KENNEDY:  I felt something scraping across my tongue but was unable to taste it.  Sally was standing behind me with fresh refills so I wouldn’t have to dash over to see her.  When she winked at me her snake sort of coiled and uncoiled – it’s kinda cute.

 

Chile #5:  Linda’s Legal Lip Remover

 

JUDGE ONE:  Meaty, strong chili.  Cayenne peppers freshly ground adding considerable kick.  Very impressive.

JUDGE TWO:  Chili using shredded beef, could use more tomatoes.  Must admit the cayenne peppers make a strong statement.

KENNEDY:  My ears are ringing and I can no longer focus my eyes.  I belched and four people in front of me needed paramedics.  The contestant seemed hurt when I told her that her chili had given me brain damage.  Sally saved my tongue by pouring beer directly on it from a pitcher.  Sort of irritates me that one of the other judges asked me to stop screaming.

 

Chili # 6:  Vera’s Very Vegetarian Variety

 

JUDGE ONE:  Thick yet bold vegetarian variety chili.  Good balance of spice and peppers.

JUDGE TWO:  The best yet.  Aggressive use of peppers, onions, and garlic.  Superb.

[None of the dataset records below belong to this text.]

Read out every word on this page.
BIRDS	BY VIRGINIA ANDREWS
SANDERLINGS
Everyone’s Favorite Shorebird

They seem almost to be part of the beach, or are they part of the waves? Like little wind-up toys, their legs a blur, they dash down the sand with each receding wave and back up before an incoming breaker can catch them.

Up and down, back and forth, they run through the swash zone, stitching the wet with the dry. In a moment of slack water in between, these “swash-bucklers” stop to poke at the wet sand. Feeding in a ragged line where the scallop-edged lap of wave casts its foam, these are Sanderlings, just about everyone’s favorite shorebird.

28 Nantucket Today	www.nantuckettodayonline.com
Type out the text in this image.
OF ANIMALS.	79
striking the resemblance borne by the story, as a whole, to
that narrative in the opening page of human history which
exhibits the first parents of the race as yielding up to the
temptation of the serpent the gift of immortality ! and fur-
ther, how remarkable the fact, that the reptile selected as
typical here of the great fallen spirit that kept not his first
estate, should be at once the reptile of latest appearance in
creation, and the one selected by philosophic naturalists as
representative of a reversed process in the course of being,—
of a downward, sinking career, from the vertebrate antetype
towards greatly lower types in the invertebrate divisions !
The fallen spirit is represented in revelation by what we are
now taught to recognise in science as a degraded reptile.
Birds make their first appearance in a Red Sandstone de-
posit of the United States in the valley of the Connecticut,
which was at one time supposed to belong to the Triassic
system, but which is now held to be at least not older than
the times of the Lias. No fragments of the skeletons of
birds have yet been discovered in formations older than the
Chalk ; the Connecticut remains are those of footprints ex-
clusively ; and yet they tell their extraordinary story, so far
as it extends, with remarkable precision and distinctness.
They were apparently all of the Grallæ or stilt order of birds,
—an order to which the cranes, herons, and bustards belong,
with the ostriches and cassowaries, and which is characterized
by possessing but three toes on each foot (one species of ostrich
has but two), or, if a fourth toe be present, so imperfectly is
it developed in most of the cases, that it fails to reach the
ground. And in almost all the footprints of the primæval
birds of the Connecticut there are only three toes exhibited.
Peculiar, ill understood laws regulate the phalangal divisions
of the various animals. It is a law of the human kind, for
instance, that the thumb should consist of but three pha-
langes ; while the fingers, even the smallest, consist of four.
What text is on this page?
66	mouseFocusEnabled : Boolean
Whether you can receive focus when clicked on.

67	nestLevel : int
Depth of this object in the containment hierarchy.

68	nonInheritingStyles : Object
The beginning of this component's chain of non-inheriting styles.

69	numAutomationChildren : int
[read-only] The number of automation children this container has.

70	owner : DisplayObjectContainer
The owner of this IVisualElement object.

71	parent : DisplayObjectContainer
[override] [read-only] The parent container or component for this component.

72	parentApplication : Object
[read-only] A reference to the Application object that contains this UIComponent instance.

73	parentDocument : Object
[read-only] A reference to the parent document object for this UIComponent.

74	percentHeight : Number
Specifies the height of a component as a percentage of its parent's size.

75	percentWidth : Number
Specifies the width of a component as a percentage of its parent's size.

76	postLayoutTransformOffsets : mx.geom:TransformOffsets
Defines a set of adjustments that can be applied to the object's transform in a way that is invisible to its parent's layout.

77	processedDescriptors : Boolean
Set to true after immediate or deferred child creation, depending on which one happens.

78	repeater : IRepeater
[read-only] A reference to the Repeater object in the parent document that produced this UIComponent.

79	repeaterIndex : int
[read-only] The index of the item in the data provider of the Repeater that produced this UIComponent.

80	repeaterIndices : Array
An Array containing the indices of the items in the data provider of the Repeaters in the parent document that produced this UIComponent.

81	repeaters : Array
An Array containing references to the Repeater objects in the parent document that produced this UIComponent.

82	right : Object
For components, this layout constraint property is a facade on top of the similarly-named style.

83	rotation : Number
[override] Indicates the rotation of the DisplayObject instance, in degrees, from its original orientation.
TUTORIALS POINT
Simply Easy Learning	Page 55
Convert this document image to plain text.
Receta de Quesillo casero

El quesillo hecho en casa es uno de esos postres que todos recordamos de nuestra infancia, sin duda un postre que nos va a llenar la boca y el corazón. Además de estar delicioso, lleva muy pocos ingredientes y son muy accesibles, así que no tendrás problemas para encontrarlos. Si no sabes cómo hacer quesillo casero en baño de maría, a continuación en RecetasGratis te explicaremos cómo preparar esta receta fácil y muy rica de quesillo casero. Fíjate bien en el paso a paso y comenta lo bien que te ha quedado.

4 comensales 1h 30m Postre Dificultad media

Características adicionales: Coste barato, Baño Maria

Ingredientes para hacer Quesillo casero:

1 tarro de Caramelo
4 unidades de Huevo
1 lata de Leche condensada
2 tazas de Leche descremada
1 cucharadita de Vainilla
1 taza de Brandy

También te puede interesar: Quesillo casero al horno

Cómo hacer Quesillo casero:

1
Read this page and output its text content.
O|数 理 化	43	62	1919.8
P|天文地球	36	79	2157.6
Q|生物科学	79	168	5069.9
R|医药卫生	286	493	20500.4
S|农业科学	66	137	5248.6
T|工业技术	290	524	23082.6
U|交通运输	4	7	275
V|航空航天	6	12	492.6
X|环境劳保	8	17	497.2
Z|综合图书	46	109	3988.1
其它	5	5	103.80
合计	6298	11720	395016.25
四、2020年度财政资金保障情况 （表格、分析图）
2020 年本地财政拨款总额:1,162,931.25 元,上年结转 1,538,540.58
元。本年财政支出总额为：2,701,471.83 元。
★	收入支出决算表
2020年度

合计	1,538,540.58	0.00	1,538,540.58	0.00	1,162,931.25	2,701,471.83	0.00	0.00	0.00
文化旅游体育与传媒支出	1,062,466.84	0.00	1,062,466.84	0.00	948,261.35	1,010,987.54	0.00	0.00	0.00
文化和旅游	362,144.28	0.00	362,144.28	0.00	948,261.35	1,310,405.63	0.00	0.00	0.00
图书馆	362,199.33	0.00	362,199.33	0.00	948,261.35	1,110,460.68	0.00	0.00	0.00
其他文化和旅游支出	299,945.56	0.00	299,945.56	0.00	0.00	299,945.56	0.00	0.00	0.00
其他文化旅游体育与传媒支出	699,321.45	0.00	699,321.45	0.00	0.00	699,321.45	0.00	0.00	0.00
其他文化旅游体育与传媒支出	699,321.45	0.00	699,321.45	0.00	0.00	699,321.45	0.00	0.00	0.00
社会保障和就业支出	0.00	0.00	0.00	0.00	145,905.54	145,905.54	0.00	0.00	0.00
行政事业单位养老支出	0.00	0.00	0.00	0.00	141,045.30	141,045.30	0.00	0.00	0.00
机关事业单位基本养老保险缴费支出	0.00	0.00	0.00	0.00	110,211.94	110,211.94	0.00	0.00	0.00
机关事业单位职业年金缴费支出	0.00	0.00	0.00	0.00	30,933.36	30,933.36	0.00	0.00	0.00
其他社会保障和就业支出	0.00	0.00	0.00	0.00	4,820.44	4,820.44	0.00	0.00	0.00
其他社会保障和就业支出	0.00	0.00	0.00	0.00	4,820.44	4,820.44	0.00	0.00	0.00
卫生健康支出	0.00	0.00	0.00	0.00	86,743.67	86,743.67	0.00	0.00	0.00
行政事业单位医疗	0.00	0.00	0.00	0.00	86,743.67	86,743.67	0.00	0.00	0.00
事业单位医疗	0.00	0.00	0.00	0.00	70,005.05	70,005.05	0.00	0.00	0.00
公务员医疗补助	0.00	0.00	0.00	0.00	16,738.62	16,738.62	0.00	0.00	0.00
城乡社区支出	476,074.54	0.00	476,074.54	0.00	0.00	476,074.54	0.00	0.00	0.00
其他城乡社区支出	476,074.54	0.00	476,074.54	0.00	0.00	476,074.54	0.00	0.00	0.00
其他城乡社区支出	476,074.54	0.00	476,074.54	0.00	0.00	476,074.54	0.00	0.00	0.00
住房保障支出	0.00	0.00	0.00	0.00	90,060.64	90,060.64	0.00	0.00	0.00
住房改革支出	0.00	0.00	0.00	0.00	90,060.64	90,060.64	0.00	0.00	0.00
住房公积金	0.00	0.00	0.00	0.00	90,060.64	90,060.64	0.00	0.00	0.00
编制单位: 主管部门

KENNEDY:  My intestines are now a straight pipe filled with gaseous flames.  No one seems inclined to stand behind me except Sally.  I asked if she wants to go dancing later.

 

Chile # 7:  Susan’s Screaming Sensation Chili

 

JUDGE ONE:  A mediocre chili with too much reliance on canned peppers.

JUDGE TWO:  Ho Hum, tastes as if the chef threw in canned chili peppers at the last moment.  I should note that I am worried about Judge Number 3, he appears to be in a bit of distress.

KENNEDY:  You could put a hand grenade in my mouth and pull the pin and I wouldn’t feel it.  I’ve lost the sight in one eye and the world sounds like it is made of rushing water.  My clothes are covered with chili, which slid unnoticed out of my mouth at some point.  Good, at the autopsy they’ll know what killed me.  Go Sally, save yourself before it’s too late.  I’ve decided to stop breathing, it’s too painful and I’m not getting any oxygen anyway.  If I need air I’ll just let it in through the hole in my stomach.  Call the X-Files people and tell them I’ve found a super nova on my tongue.

 

Chili # 8:  Helen’s Mount Saint Chili

 

JUDGE ONE:  This final entry is a good, balanced chili, neither mild nor hot.  Sorry to see that most of it was lost when Judge Number 3 fell and pulled the chili pot on top of himself.

JUDGE TWO:  A perfect ending, this is a nice blend chili, safe for all, not too bold but spicy enough to declare its existence.

KENNEDY:  Momma?

 

LOST IN THE SUPERMARKET

 A man approached a very beautiful woman in a large supermarket and asked, “You know, I’ve lost my wife here in the supermarket.  Can you talk to me for a couple of minutes?”

 

“Why?” she asks.

 

“Because every time I talk to a beautiful woman, my wife appears out of nowhere.”